テープがちぢもうとして肌が引っ張られるでしょう。薄膜や、基板にも、そのような力が発生します。
これを膜応力、略して応力といいます。
膜応力が強いと、ちょっとしたきっかけで、せっかく付けた膜が剥がれたり割れたりしてしまうのです。
強く引っ張りすぎたテープは、切れたり剥がれたりすることと同じです。
膜応力は成膜条件によって調整しますが、様々な要因で変化しますので、簡単ではありません。
性能と信頼性を両立して、さらにコストも抑えるには?
ここまで、薄膜の「電気的性能」に着目してきましたが、薄膜の性能に加えて信頼性も確保するとなると、技術的に色々な難しさがあると想像できます。

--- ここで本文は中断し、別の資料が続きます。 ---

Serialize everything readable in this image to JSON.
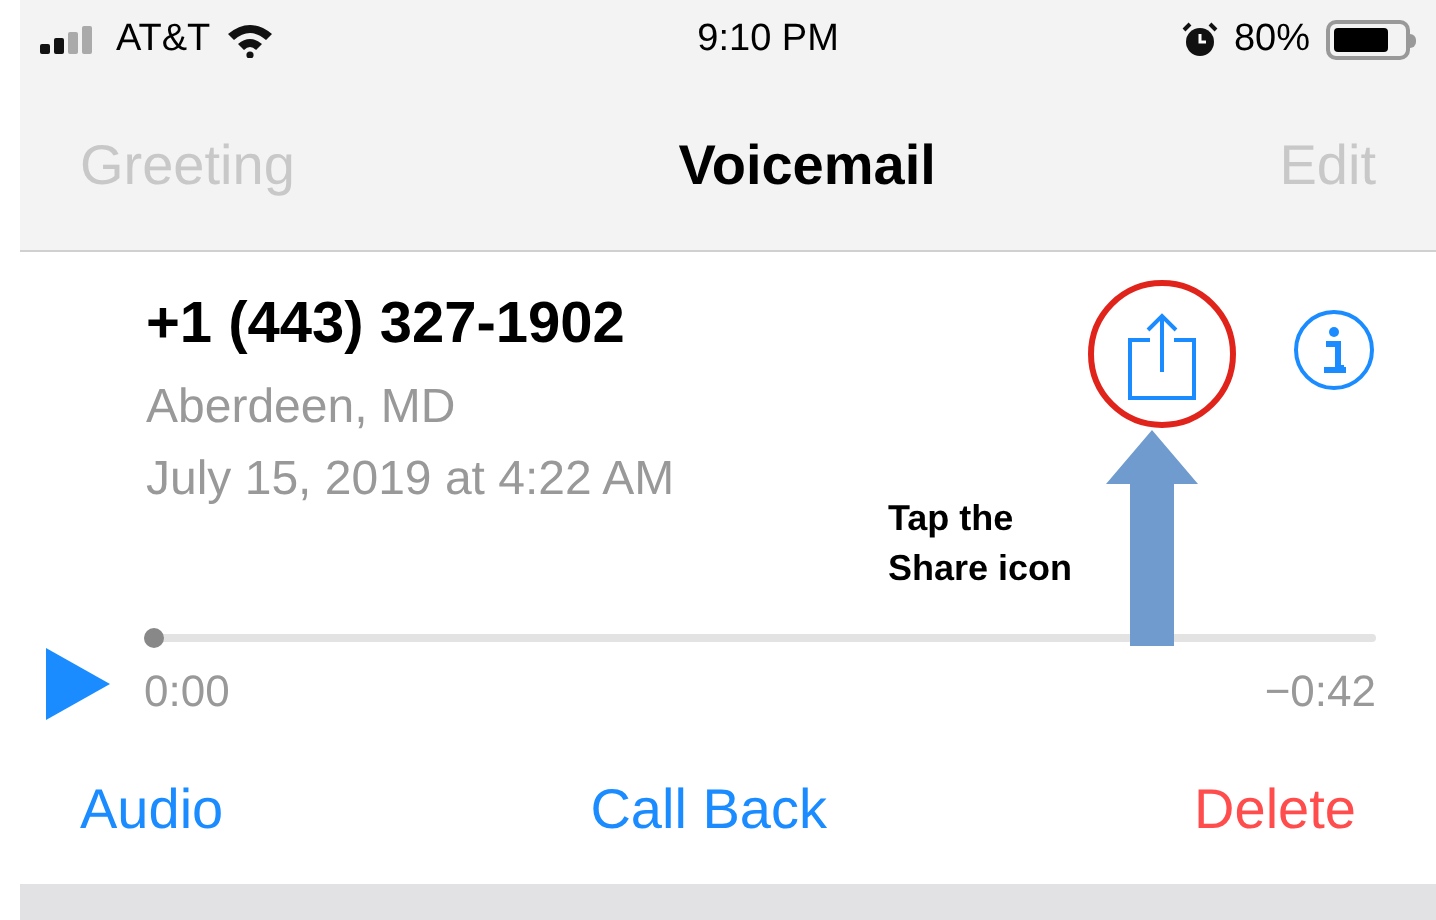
{
  "status_bar": {
    "carrier": "AT&T",
    "time": "9:10 PM",
    "battery": "80%"
  },
  "nav": {
    "left": {
      "label": "Greeting",
      "disabled": true
    },
    "title": "Voicemail",
    "right": {
      "label": "Edit",
      "disabled": true
    }
  },
  "voicemail": {
    "number": "+1 (443) 327-1902",
    "location": "Aberdeen, MD",
    "date": "July 15, 2019 at 4:22 AM"
  },
  "player": {
    "level": 0,
    "elapsed": "0:00",
    "remaining": "−0:42"
  },
  "actions": [
    {
      "label": "Audio",
      "kind": "normal"
    },
    {
      "label": "Call Back",
      "kind": "normal"
    },
    {
      "label": "Delete",
      "kind": "destructive"
    }
  ],
  "annotation": {
    "text": "Tap the Share icon"
  }
}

そしてさらに、製造業として利益を生むためには「コスト」も考えなくてはなりません。
スパッタリングなどの真空成膜技術は、塗装やめっきといった技術と比べて、装置の価格や、ランニングコストが高くなります。
スパッタリングの材料であるターゲットも、材料の種類によっては高額になってきます。
従来の技術からスパッタリングに変更しようとしても、コストが何倍も高くなってしまうのであれば、簡単に採用することはできませんし、むしろもっと安価な技術への置き換えが必要となるでしょう。
また、薄膜は常に基板とともにあるという点も考えなくてはなりません。
例えば部品単体を製作する工程であれば、仮に不良品ができてしまえば、1つ分の不良ロスという事になります。しかし薄膜の場合は必ず基板の上に行いますので、品質不良は、基板、つまり前工程全ての製造コストのロスになってしまいます。
スパッタリング工程でコストを改善する方法は様々なアプローチがあり、方法も十種類以上はあります。高コストで高付加価値の技術であるからこそ、コスト改善効果も大きいものになります。
そのような改善活動は技術者にとって大変やりがいのあるものでしょう。
性能、信頼性、コスト。それらを高いレベルで適正化することが、薄膜技術の鍵となります。